SAN RAFAEL, CALIFORNIA - JULY 21: A sign is posted in front of a One Medical office on July 21, 2022 in San Rafael, California.  Amazon announced plans to acquire health provider One Medical for an estimated $3.9 billion.  (Photo by Justin Sullivan/Getty Images)

SAN RAFAEL, CALIFORNIA – JULY 21: A sign is posted in front of a One Medical office on July 21, 2022 in San Rafael, California. Amazon announced plans to acquire health provider One Medical for an estimated $3.9 billion. (Photo by Justin Sullivan/Getty Images)

‘A river too dangerous’

There are also concerns about the privacy of patient data.
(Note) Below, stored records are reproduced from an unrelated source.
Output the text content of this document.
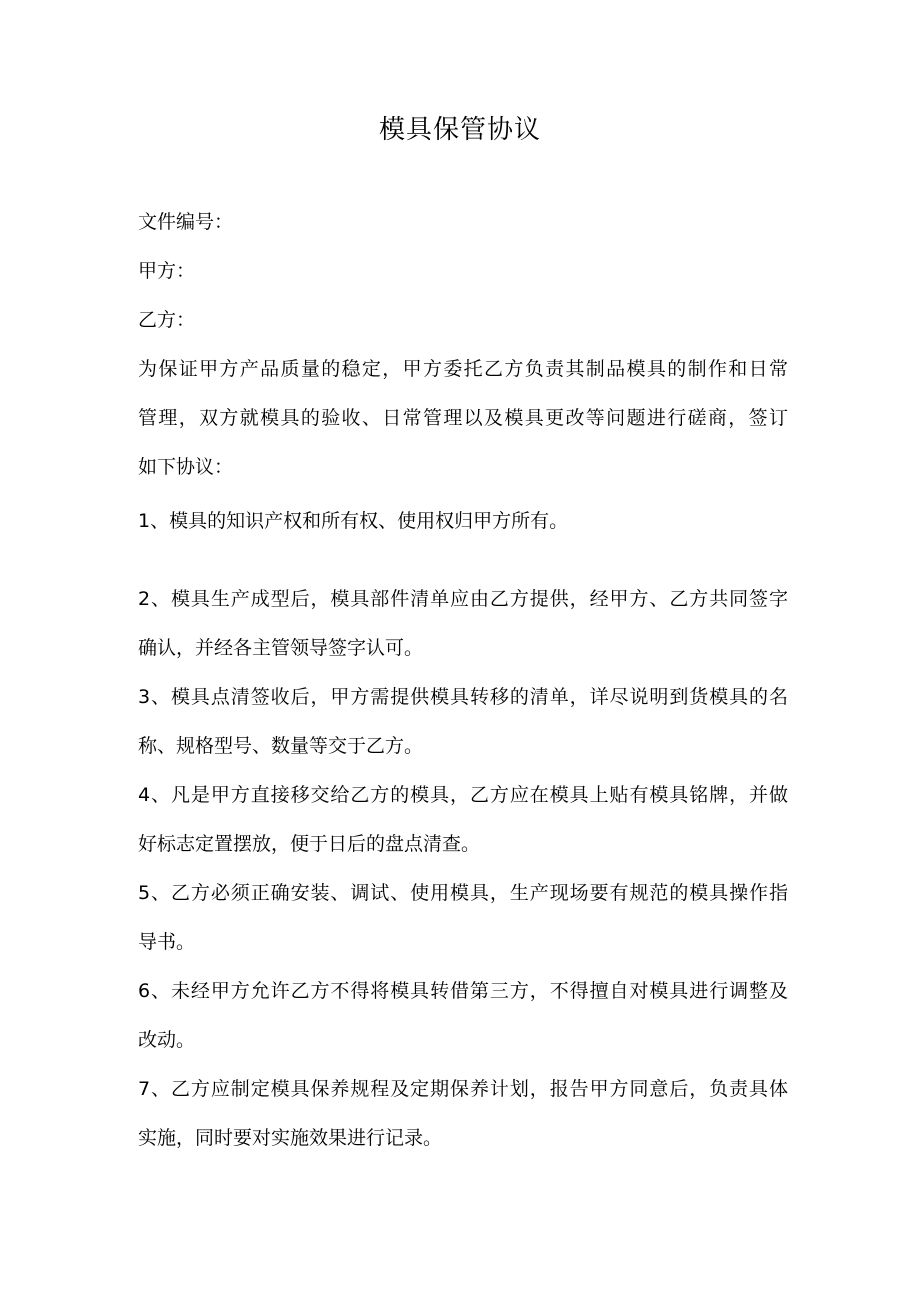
模具保管协议
文件编号：
甲方：
乙方：
为保证甲方产品质量的稳定，甲方委托乙方负责其制品模具的制作和日常
管理，双方就模具的验收、日常管理以及模具更改等问题进行磋商，签订
如下协议：
1、模具的知识产权和所有权、使用权归甲方所有。
2、模具生产成型后，模具部件清单应由乙方提供，经甲方、乙方共同签字
确认，并经各主管领导签字认可。
3、模具点清签收后，甲方需提供模具转移的清单，详尽说明到货模具的名
称、规格型号、数量等交于乙方。
4、凡是甲方直接移交给乙方的模具，乙方应在模具上贴有模具铭牌，并做
好标志定置摆放，便于日后的盘点清查。
5、乙方必须正确安装、调试、使用模具，生产现场要有规范的模具操作指
导书。
6、未经甲方允许乙方不得将模具转借第三方，不得擅自对模具进行调整及
改动。
7、乙方应制定模具保养规程及定期保养计划，报告甲方同意后，负责具体
实施，同时要对实施效果进行记录。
Some they have speculated that Amazon could potentially use medical records to try to sell products on its e-commerce platform, prompting experts like Fitzgerald to ask, “What’s the HIPAA restriction around that?”

Amazon stated that, as required by law, it would never share the health data of One Medical patients without their permission, a spokesman said. market clock.

But that’s not to say that Amazon’s foray into the medical space doesn’t fuel existing concerns about how data is being used.

“I think it’s a fair question for consumers to ask Amazon how that relationship will be protected,” Fitzgerald said. She explained that although HIPAA is enshrined in the law, “that doesn’t mean people aren’t concerned on the fringes. [about] what it can mean to have a total image of you now as a consumer”.

“I think it would be too dangerous to cross a river for Amazon to start taking patient data and then try to monetize and use it,” Fitzgerald warned.